The large math classes (calculus and differential equations) were for all majors (including math majors) and I didn't feel the topics were dumbed down or that the professors didn't want to be there. My impression was that the professors were not concerned that people couldn't keep up. If a student couldn't keep up, that was their problem. I think this might have partially motivated me to take more elective math classes than physics classes during undergrad (2 undergrad + 1 grad math class vs. 1 undergrad physics class), but applied math is more my interest, anyway.

The math classes had their own websites. No advanced things like clickers or Blackboard were used.

I found the textbooks for the physics classes to be poor jumping off points for more advanced topics. Once you understood calculus, there was little reason to read these books. They also were basically worth no money after the class was over. I vaguely recall throwing mine away because they were so worthless. In contrast, I still own and sometimes refer to my calculus and differential equations books.
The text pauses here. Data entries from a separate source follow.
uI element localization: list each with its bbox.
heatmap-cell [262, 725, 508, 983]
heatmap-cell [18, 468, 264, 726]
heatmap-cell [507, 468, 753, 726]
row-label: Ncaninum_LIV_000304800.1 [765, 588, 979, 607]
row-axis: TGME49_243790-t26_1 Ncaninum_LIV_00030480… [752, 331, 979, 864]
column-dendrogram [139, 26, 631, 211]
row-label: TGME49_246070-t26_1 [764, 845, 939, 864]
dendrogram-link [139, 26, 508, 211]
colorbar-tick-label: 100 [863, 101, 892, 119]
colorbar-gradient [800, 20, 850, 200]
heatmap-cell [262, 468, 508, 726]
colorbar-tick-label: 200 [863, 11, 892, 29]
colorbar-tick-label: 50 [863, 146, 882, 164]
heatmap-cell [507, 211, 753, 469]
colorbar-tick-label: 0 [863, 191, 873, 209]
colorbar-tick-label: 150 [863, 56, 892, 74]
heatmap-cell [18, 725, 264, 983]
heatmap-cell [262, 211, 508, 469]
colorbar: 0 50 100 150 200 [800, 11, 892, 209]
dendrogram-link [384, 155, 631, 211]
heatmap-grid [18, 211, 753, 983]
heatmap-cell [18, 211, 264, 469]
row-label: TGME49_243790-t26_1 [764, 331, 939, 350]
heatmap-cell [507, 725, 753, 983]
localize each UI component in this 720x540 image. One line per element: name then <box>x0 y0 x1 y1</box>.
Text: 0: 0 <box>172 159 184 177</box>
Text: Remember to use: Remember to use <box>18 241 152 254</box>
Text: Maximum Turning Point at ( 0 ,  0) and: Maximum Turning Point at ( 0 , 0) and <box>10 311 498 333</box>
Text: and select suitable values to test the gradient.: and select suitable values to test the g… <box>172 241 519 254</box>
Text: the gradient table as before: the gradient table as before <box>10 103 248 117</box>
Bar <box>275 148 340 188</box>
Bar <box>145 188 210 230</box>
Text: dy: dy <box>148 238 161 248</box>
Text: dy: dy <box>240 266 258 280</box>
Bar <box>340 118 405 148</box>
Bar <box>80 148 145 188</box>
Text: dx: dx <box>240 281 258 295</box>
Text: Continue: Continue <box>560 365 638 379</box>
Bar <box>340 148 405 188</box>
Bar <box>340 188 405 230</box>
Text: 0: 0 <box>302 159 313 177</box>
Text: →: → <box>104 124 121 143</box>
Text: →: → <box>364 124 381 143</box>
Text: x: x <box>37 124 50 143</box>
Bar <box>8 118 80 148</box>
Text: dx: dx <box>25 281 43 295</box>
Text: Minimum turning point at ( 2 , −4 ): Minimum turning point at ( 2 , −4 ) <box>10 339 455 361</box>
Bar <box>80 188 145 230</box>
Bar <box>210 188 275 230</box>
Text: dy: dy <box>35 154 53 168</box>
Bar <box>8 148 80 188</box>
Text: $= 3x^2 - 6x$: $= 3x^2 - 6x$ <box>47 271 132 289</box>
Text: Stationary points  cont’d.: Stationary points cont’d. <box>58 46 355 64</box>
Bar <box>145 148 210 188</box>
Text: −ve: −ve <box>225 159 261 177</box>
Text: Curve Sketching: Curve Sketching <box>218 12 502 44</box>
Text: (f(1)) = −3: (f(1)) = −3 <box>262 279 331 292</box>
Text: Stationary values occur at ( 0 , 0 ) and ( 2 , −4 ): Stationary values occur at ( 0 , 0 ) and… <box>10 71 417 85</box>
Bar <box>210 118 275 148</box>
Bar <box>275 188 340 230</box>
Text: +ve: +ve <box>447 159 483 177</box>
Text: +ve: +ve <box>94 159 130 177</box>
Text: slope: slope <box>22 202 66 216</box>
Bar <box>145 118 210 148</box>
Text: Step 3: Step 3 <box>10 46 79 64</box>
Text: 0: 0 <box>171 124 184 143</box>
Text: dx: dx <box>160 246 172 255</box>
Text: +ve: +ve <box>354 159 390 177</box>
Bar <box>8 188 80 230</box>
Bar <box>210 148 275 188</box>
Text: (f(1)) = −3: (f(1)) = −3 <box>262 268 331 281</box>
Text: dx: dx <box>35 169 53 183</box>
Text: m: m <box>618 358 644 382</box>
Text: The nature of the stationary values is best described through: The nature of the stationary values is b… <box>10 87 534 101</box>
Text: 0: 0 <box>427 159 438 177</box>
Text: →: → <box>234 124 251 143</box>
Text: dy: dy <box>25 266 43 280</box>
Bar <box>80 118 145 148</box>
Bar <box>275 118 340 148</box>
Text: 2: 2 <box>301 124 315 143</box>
comment by Vaniver · 2013-09-15T21:06:59.821Z · score: 2 (2 votes) · LW · GW

I often had difficulty figuring out why certain (unnecessary) assumptions were made, and I came to the conclusion that they were made to make the class more manageable for the least capable students.

I found this when I TAed physics for engineers, which was sad. The professors (through experience, no doubt) didn't trust students to propagate errors by adding in quadrature, and so they were told to just add the standard deviations together. I was scared by the idea of an engineer who couldn't sum errors that way.

comment by btrettel · 2013-09-16T14:01:39.756Z · score: 1 (1 votes) · LW · GW

Interesting to hear your experience as a TA validates mine as a student. That's a good example of what I mean by an unnecessary assumption or simplification that was done purely to make the class more manageable for some students.

A not-insignificant portion of engineers don't know much anything about physics or math and want nothing to do with either. This is very scary, because these people tend to blindly follow standard engineering practice (which is not necessarily correct) or worse, make up something that is very wrong. A friend of mine told me they went to a job fair and heard a recruiter for an engineering company brag that you won't have to do any more calculus if you worked for them.

comment by sketerpot · 2013-09-17T00:43:10.152Z · score: 0 (0 votes) · LW · GW

As far as I can tell, a significant fraction of the people in every major don't really understand it, don't care very much, and are continually half-assing everything. The problem with just flunking these guys is that they can still be valuable to employers, and their tuition money is nice to have.

comment by peter_hurford · 2013-09-15T14:01:14.374Z · score: 0 (0 votes) · LW · GW

Why are you interested?

comment by iDante · 2013-09-15T10:00:32.052Z · score: 0 (0 votes) · LW · GW

I took intro physics and math courses 2 years ago and intro CSE 1 year ago at a large American public school.

The physics classes are easy. I mean, really easy. You don't need instructor interaction or TA help to perfect every test in intro physics courses. It's the same for intro calculus, with the caveat that you need to be good at algebra or quick with a TI-89 to perfect calc. I had a lot of fun in physics, and I had a great professor who effectively used clickers by passing around a sheet with big numbers printed on it. He'd ask us a multiple-choice question and we'd fold/display our answer.

CSE was a little different, since there's homework to be done and it was harder to get a 4.0. This one will vary from school to school more than physics I think.